Storage Considerations for Seed Data
Git Repository Storage
Smaller datasets that seldom change may be stored in a Git repository, but this has limitations regarding file size. GitHub, for instance, has restrictions on file sizes above 50MB and uses Large File Storage for bigger files, which can be cumbersome if the seed data is frequently updated.
Object Storage
For larger or more dynamic datasets, the recommended storage solution is an object storage service like Amazon S3 or Google Cloud Storage, which offers scalability and simplicity.
Strategy 1: SQL Dump File Loading
The first seeding strategy involves loading an SQL dump file during the initialization of a container. Official images for databases such as Postgres, MySQL, and MariaDB on Docker Hub are configured to automatically populate the database at startup using files in a specific directory. Database containers execute files in /docker-entrypoint-initdb.d
when starting up, so you can store initialization files (*.sql
, *sql.gz
, or *.sh
) in the /docker-entrypoint-initdb.d
directory, mounted as a Docker volume.
Pros
- Applicable across various SQL databases (e.g., Postgres, MySQL, MariaDB)

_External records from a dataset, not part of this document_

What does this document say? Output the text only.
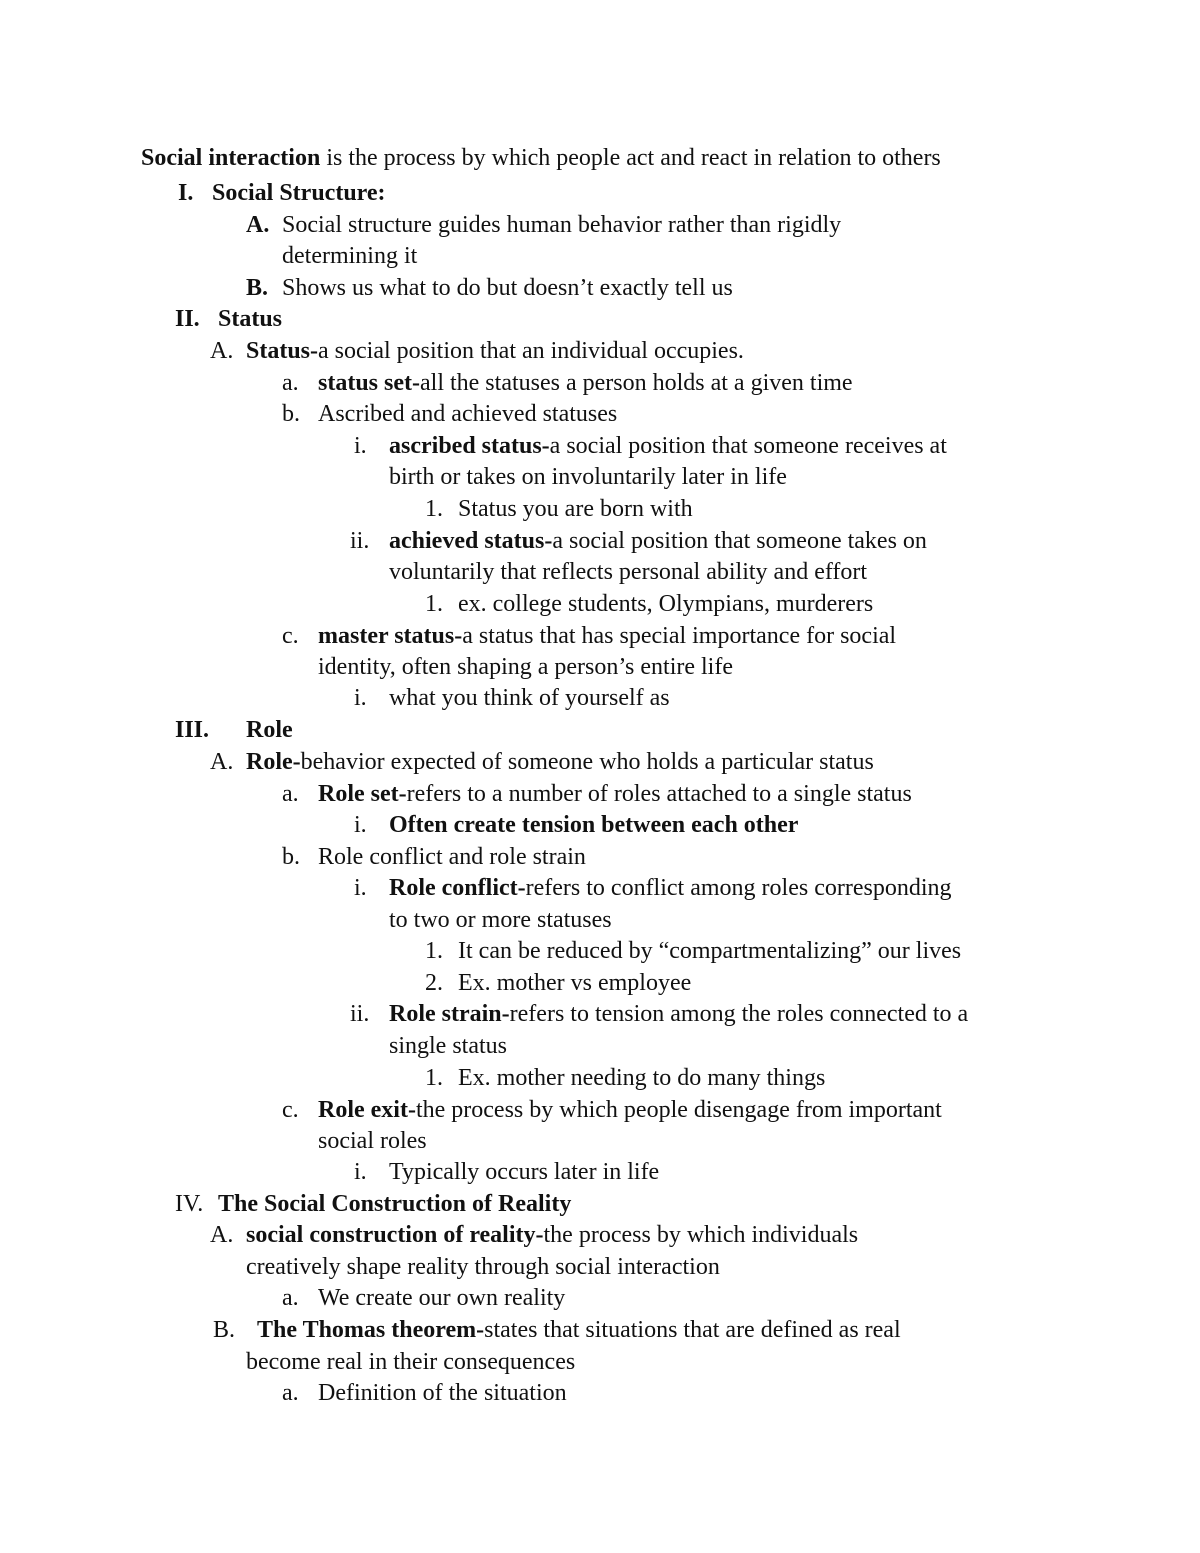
Social interaction is the process by which people act and react in relation to others
I. Social Structure:
A. Social structure guides human behavior rather than rigidly
determining it
B. Shows us what to do but doesn’t exactly tell us
II. Status
A. Status-a social position that an individual occupies.
a. status set-all the statuses a person holds at a given time
b. Ascribed and achieved statuses
i. ascribed status-a social position that someone receives at
birth or takes on involuntarily later in life
1. Status you are born with
ii. achieved status-a social position that someone takes on
voluntarily that reflects personal ability and effort
1. ex. college students, Olympians, murderers
c. master status-a status that has special importance for social
identity, often shaping a person’s entire life
i. what you think of yourself as
III. Role
A. Role-behavior expected of someone who holds a particular status
a. Role set-refers to a number of roles attached to a single status
i. Often create tension between each other
b. Role conflict and role strain
i. Role conflict-refers to conflict among roles corresponding
to two or more statuses
1. It can be reduced by “compartmentalizing” our lives
2. Ex. mother vs employee
ii. Role strain-refers to tension among the roles connected to a
single status
1. Ex. mother needing to do many things
c. Role exit-the process by which people disengage from important
social roles
i. Typically occurs later in life
IV. The Social Construction of Reality
A. social construction of reality-the process by which individuals
creatively shape reality through social interaction
a. We create our own reality
B. The Thomas theorem-states that situations that are defined as real
become real in their consequences
a. Definition of the situation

- Relies on database containers to self-seed upon initialization
Cons
- Needs updates alongside database schema changes
Strategy 2: Migration Tools
The second strategy recommends using a migration tool specific to the application's language or framework, like Django's ORM or Rails' Active Record. This is particularly useful for applications that frequently update their database schemas, as the tool can seamlessly perform migrations. In both Django and Rails, for instance, there are specific commands and files (such as db/seeds.rb
for Rails) that facilitate the seeding process. However, this approach may require additional logic in the application or the continuous integration pipeline.
Pros
- Facilitates both database seeding and schema migration
- Often integrated into the application language/framework
Cons
- May not be available for all languages/frameworks
- Might require additional application or CI pipeline logic
Examples of Migration Tools
- Django: Uses the
manage.py loaddata
command - Go: Utilizes Atlas CLI for declarative migrations
- Rails: Leverages built-in migrations and
db/seeds.rb
for seeding